CMSCompOps / WmAgentScripts

CMS Workflow Team Scripts
7 stars 51 forks source link

pLHEGEN requests getting wrong number of events #970

Open jordan-martins opened 2 years ago

jordan-martins commented 2 years ago

Hi all,

this is a thread to investigate something odd happening with the number of events in the pLHEGEN requests in 20UL campaigns. I suspect that something is not tuned while doing the stepchain conversion. It probably messes with the filtereff from the first task (e.g. the pLHEGEN one). This is a task that has 2 sequences within it. one to make a lhe to root file and the filter eff is 1 always. Then we have the GEN sequence that can have a GEN filter and therefore not always have filtereff 1.

Some requests to serve as example:

https://dmytro.web.cern.ch/dmytro/cmsprodmon/workflows.php?prep_id=task_BPH-RunIISummer20UL16pLHEGEN-00080 https://dmytro.web.cern.ch/dmytro/cmsprodmon/workflows.php?prep_id=task_BPH-RunIISummer20UL16pLHEGEN-00081 https://dmytro.web.cern.ch/dmytro/cmsprodmon/workflows.php?prep_id=task_BPH-RunIISummer20UL16pLHEGENAPV-00080 https://dmytro.web.cern.ch/dmytro/cmsprodmon/workflows.php?prep_id=task_BPH-RunIISummer20UL16pLHEGENAPV-00081 https://dmytro.web.cern.ch/dmytro/cmsprodmon/workflows.php?prep_id=task_BPH-RunIISummer20UL17pLHEGEN-00081 https://dmytro.web.cern.ch/dmytro/cmsprodmon/workflows.php?prep_id=task_BPH-RunIISummer20UL17pLHEGEN-00082 https://dmytro.web.cern.ch/dmytro/cmsprodmon/workflows.php?prep_id=task_BPH-RunIISummer20UL18pLHEGEN-00083 https://dmytro.web.cern.ch/dmytro/cmsprodmon/workflows.php?prep_id=task_BPH-RunIISummer20UL18pLHEGEN-00086

Could you kindly investigate this, please?

Thanks, Jordan

github-actions[bot] commented 2 years ago

Thanks for submitting your first issue

jordan-martins commented 2 years ago

Hi, just as some concrete math

https://dmytro.web.cern.ch/dmytro/cmsprodmon/workflows.php?prep_id=task_BPH-RunIISummer20UL16pLHEGEN-00084

It was requested 360k from our side, then the wf closed-out with 13k thinking that it was the correct amount. The LHE eff = 1, GEN eff = 0.0362. So, ~360k*0.0362 = ~13k. It would have worked if we had place in McM the total number of events that it has in LHE files, then when it got the step chain conversion with filter_eff it would produce the ~360k events. However, this approach (I think!) would not work if the wf would run in task chain, since would be impossible to match for the first task the number of events requested (or, perhaps, the system would be smart enough to project the number of events based on the filter eff, regardless the number we pass (?)).

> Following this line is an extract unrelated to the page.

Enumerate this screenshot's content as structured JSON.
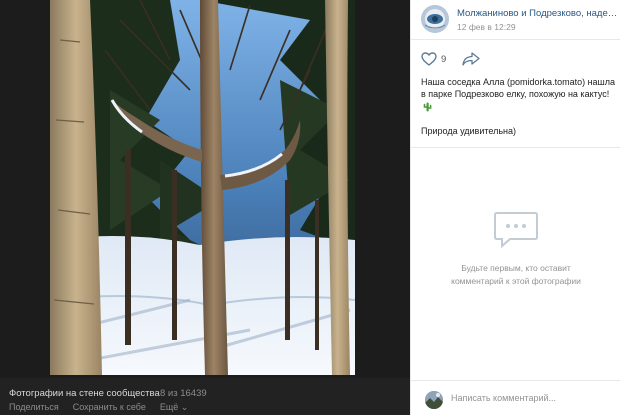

Check this one for example: https://dmytro.web.cern.ch/dmytro/cmsprodmon/workflows.php?prep_id=task_BPH-RunIIFall18pLHE-00004 this is different from the above because the plhe and GS happen in different campaigns. Then, the user places the correct number in pLHE 16M, and in the GS the user places in McM the correct value given the filter eff (0.1143), which gives ~1.8M of possible output. When the full wf is sub, everything happens as expected.

In any case, I want to check on our side what would happen if we make the request for the pLHE requiring the number of events from LHE files.

I hope I could explain what is happening... not sure... Please let us know what you think.

Thanks, Jordan FYI @amaltaro @haozturk

jordan-martins commented 2 years ago

Hi @haozturk , can you confirm that in order for you to evaluate the number of events you always multiply by a given filter eff? Best, Jordan

haozturk commented 2 years ago

Hi @jordan-martins in order to better analyze the situation, I submitted the same workflow in taskchain mode. With that, we'll understand if the issue is related to the conversion. We'll also have more data to assess. It's a bit hard to do it now since the previous workflows are archived. Anyways, my investigations continue w/o waiting the result of the taskchain request. Once I have something concrete, I'll share it w/ you.

haozturk commented 2 years ago

I want to share one observation: For the request from 2018, the LHE output was kept. So you can see that LHE output contains NumRequestedEvents/FilterEfficiencyOfGen many events (16M). So, it seems GEN takes this output as input and filters it w/o generating anything and produces the right amount of events. In the current requests, I cannot see how many events the LHE datasets contain, since keepOutput is False. Taking this workflow as example, if it's 360k, instead of 360k/FilterEfficiencyOfGen, this might explain the situation. If we can capture this information w/ the new workflow, it might conclude this hypothesis.